Fiction saved me when I was younger. It sucked me into the television or its pages, suffocated with their thick colorful covers, about stories I knew nothing about. Fiction reminded me that people were stubborn (even in made-up stories) but happiness is still possible. I loved teenage romance novels, romantic comedies, Christmas and coming-of-age movies. They were my salvation; simply because home life was a tragedy. After I found my options for escaping to be less effective over time, I disappeared into horror films. For a year from 7th to 8th grade, I induldged. I started with the classic early 2000’s zombie movies (like Dance of the Dead). I’d make my way to slasher films, killers who were deformed from radiation sickness to stories about the paranormal, all the way to B and C class horror films. I even stayed on the channel chiller which at the time, on cox, was free for me. I went from teenage romance novels to teenage deficiency and defiancy. Teenagers who’d experience loss and addiction. Teenagers trying to cope with grief. But eventually, I’d stop reading.

After I ran out of new movies to access, I’d re-watch them. Over and Over and Over again. Sometimes, on Saturdays, I’d re-watch the same movie 6 times. I’d notice the sky turn dark outside my window before I could remember it being light outside. You’d think these movies would scare me into staying awake at night, but they didn’t. Insomnia made itself comfortable in my bed. I had dozens of thoughts that kept me up. Scary films weren’t so scary since you could turn them off.

I couldn’t turn off my life. Couldn’t press a button to switch the channel. I’d rather invest in a fake story than my own. But of course, life goes on and I’d lose myself in the stories I told myself. Love wasn’t as easy as it was in the movies and life was more terrifying than being eaten by zombies.

This realization came later; after I came to hate romance movies and horror films could no longer overshadow my fears. I resented the fictional characters who defeated the monsters. The ones who got their happy endings with little effort.

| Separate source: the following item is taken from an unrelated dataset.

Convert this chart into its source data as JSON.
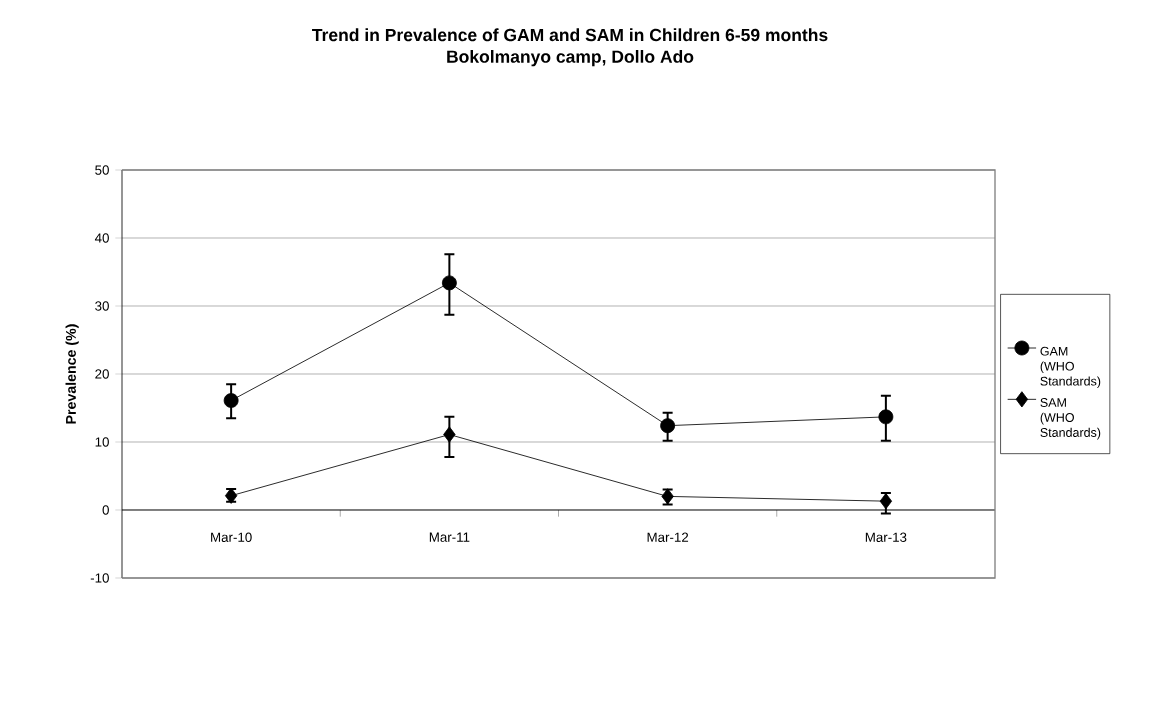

Life isn’t like the movies.

It took years to return to my love for romance and horror. The perfect duo. It wasn’t till after I conquered my chilling battles, found my own love stories, and overcame the very tender heartbreaks, that I relearned how to appreciate all the truths in what I was watching and all the lessons in what I read. The new tears I shed from watching or reading these anticipated endings came from my affliction and apprehension that there is collateral beauty in every existence other than mine, real or imagined.